I fondi in fuga dall’Irlanda, il mercato teme nuovi scossoni

I fondi in fuga dall'Irlanda, il mercato teme nuovi scossoni

È fuga dall’Irlanda. I Money market fund, storico pilastro della liquidità per i mercati finanziari, stanno abbandonando Dublino. Sono 92 i fondi del mercato monetario che hanno preferito chiudere i rubinetti all’Irlanda negli ultimi mesi dell’anno scorso. I dati della Banca centrale europea (Bce) evidenziano quello che era già successo in aprile con l’Italia. I mercati si fidano sempre meno di Dublino e stanno privilegiando investimenti meno rischiosi. Lo stesso destino era toccato anche al Portogallo che, dopo il declassamento di Standard & Poor’s, è ripiombato nella sfiducia dei mercati finanziari. Come se non bastasse, S&P ha anche tagliato il rating del fondo salva-Stati European financial stability facility (Efsf), passato da AAA ad AA+. 

Il perdurare della crisi irlandese non è nuovo. Anzi. Il Fondo monetario internazionale ha detto che la strada di Dublino per il ritorno alla normalità è corretta, mentre il primo ministro Enda Kenny ha spiegato di voler rientrare sui mercati obbligazionari nel corso del 2013. Se così fosse, significherebbe che il supporto del Fmi è servito a qualcosa. Eppure, nonostante gli 85 miliardi di euro facenti parte del piano di salvataggio, Dublino è ben lungi dal ritrovare la tranquillità. La National asset management agency (Nama), la bad bank statale dentro a cui sono stati inseriti gran parte degli asset deteriorati prima in seno alle banche irlandesi, continua a essere in perdita. E come se non bastasse, restano elevate le perdite anche della banca centrale, pari a 136 miliardi di euro al 30 dicembre 2011. Dato che il Prodotto interno lordo (Pil) irlandese per il 2011 è stimato in 198 miliardi di euro, le perdite della banca centrale sono il 68,7% del Pil. 

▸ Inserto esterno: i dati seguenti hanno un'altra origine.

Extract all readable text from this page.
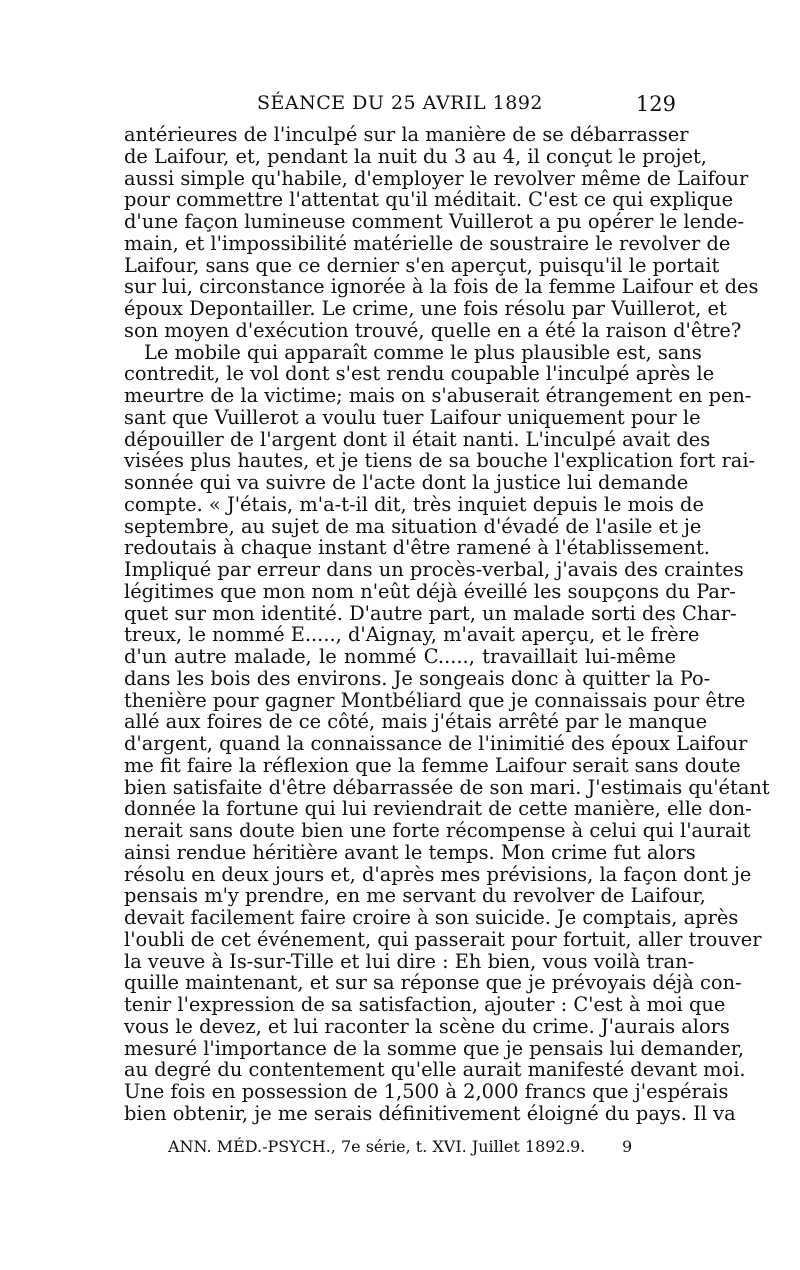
SÉANCE DU 25 AVRIL 1892	129
antérieures de l'inculpé sur la manière de se débarrasser
de Laifour, et, pendant la nuit du 3 au 4, il conçut le projet,
aussi simple qu'habile, d'employer le revolver même de Laifour
pour commettre l'attentat qu'il méditait. C'est ce qui explique
d'une façon lumineuse comment Vuillerot a pu opérer le lende-
main, et l'impossibilité matérielle de soustraire le revolver de
Laifour, sans que ce dernier s'en aperçut, puisqu'il le portait
sur lui, circonstance ignorée à la fois de la femme Laifour et des
époux Depontailler. Le crime, une fois résolu par Vuillerot, et
son moyen d'exécution trouvé, quelle en a été la raison d'être?
Le mobile qui apparaît comme le plus plausible est, sans
contredit, le vol dont s'est rendu coupable l'inculpé après le
meurtre de la victime; mais on s'abuserait étrangement en pen-
sant que Vuillerot a voulu tuer Laifour uniquement pour le
dépouiller de l'argent dont il était nanti. L'inculpé avait des
visées plus hautes, et je tiens de sa bouche l'explication fort rai-
sonnée qui va suivre de l'acte dont la justice lui demande
compte. « J'étais, m'a-t-il dit, très inquiet depuis le mois de
septembre, au sujet de ma situation d'évadé de l'asile et je
redoutais à chaque instant d'être ramené à l'établissement.
Impliqué par erreur dans un procès-verbal, j'avais des craintes
légitimes que mon nom n'eût déjà éveillé les soupçons du Par-
quet sur mon identité. D'autre part, un malade sorti des Char-
treux, le nommé E....., d'Aignay, m'avait aperçu, et le frère
d'un autre malade, le nommé C....., travaillait lui-même
dans les bois des environs. Je songeais donc à quitter la Po-
thenière pour gagner Montbéliard que je connaissais pour être
allé aux foires de ce côté, mais j'étais arrêté par le manque
d'argent, quand la connaissance de l'inimitié des époux Laifour
me fit faire la réflexion que la femme Laifour serait sans doute
bien satisfaite d'être débarrassée de son mari. J'estimais qu'étant
donnée la fortune qui lui reviendrait de cette manière, elle don-
nerait sans doute bien une forte récompense à celui qui l'aurait
ainsi rendue héritière avant le temps. Mon crime fut alors
résolu en deux jours et, d'après mes prévisions, la façon dont je
pensais m'y prendre, en me servant du revolver de Laifour,
devait facilement faire croire à son suicide. Je comptais, après
l'oubli de cet événement, qui passerait pour fortuit, aller trouver
la veuve à Is-sur-Tille et lui dire : Eh bien, vous voilà tran-
quille maintenant, et sur sa réponse que je prévoyais déjà con-
tenir l'expression de sa satisfaction, ajouter : C'est à moi que
vous le devez, et lui raconter la scène du crime. J'aurais alors
mesuré l'importance de la somme que je pensais lui demander,
au degré du contentement qu'elle aurait manifesté devant moi.
Une fois en possession de 1,500 à 2,000 francs que j'espérais
bien obtenir, je me serais définitivement éloigné du pays. Il va
ANN. MÉD.-PSYCH., 7e série, t. XVI. Juillet 1892. 9. 9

Dublino ha di fronte a se diverse sfide. La prima è quella di un totale ritorno sui mercati finanziari, senza il supporto del fondo Efsf. Operazione non impossibile guardando i rendimenti a cui stanno viaggiando le obbligazioni irlandesi, circa 7,8 per cento. Tuttavia, è ancora elevata la dipendenza dalla liquidità dell’Emergency liquidity assistance (Ela), lo speciale programma che deroga la possibilità di sostenere il sistema bancario tramite l’acquisto diretto di bond da parte della banca centrale nazionale. Tramite questo stratagemma sono stati immessi oltre 51 miliardi di euro di liquidità nel corso del 2011. Inoltre, l’ammontare delle cambiali (promissory note) che hanno giovato dell’Ela è stato, secondo i dati della banca centrale irlandese, pari a circa 43 miliardi di euro. L’Ela non è stato però l’unico mezzo con cui sono state aiutate le banche irlandesi. È anche stato usato l’Elg (Eligible liabilities guarantee), uno schema che permette agli istituti di credito irlandesi di emettere bond garantiti dallo Stato dando come collaterale le proprie passività di bilancio. Un modello, quest’ultimo, che doveva esaurire il suo compito il 31 dicembre 2011, ma che invece è stato esteso a tutto il 2012. Il calcolo di Goldman Sachs sull’utilizzo dell’Elg vede l’emissione di circa 54 miliardi di euro di obbligazioni bancarie per il 2011, mentre non contempla ancora le previsioni per l’anno in corso.

Ma oltre all’Irlanda c’è di più. Il Portogallo, infatti, è tornato a essere al centro dell’attenzione degli investitori per via del recente downgrade da parte di Standard & Poor’s. La più importante agenzia di rating al mondo ha infatti tagliato ancora il giudizio su Lisbona, che ora è “junk”, spazzatura. A peggiorare la situazione ci penserà la recessione. Secondo le previsioni macroeconomiche autunnali della Commissione europea, il Portogallo registrerà una contrazione del Pil del 3% nel corso dell’anno, un valore non in linea con quello che pensava il Fmi nel suo programma. Intanto, aumentano i timori fra gli analisti che possano essere necessari più soldi rispetto ai 78 miliardi di euro del bailout varato l’anno scorso. «La recessione è la maggiore preoccupazione per il Paese, dato che l’austerity potrebbe peggiorare la congiuntura», spiega in una nota la banca spagnola Santander. Più caustica è invece la svizzera Ubs: «I tassi d’interesse sul debito portoghese rimangono insostenibili ed è possibile che occorra una revisione del programma di sostegno».

Oltre alla Grecia, quindi, c’è di più. Dublino e Lisbona non smettono di preoccupare i mercati. E considerato che in genere i Money market fund anticipano di diverse settimane gli eventi, è possibile che abbiano deciso di abbandonare l’Irlanda in via preventiva. Secondo il consueto report di settore da parte di Fitch, il ritiro della liquidità dall’Italia era iniziato in aprile. Ora, stando ai dati della Bce, sono solo 27 i Mmf presenti sul mercato italiano, mentre sono 486 quelli presenti in Francia. Tutti gli altri, sono fuggiti. Nonostante questo, le aspettative di Fitch vedono un repentino ritiro anche da Parigi, dopo il downgrade del rating AAA da parte di S&P. Questo si tradurrà in una minore finestra di credito disponibile per il sistema bancario europeo, a cui la Bce dovrà sopperire. Il 28 febbraio ci sarà la seconda tornata del programma di rifinanziamento a lungo termine, (Long term refinancing operation o Ltro). Facile immaginare che ci sarà coda per chiedere un supporto all’Eurotower.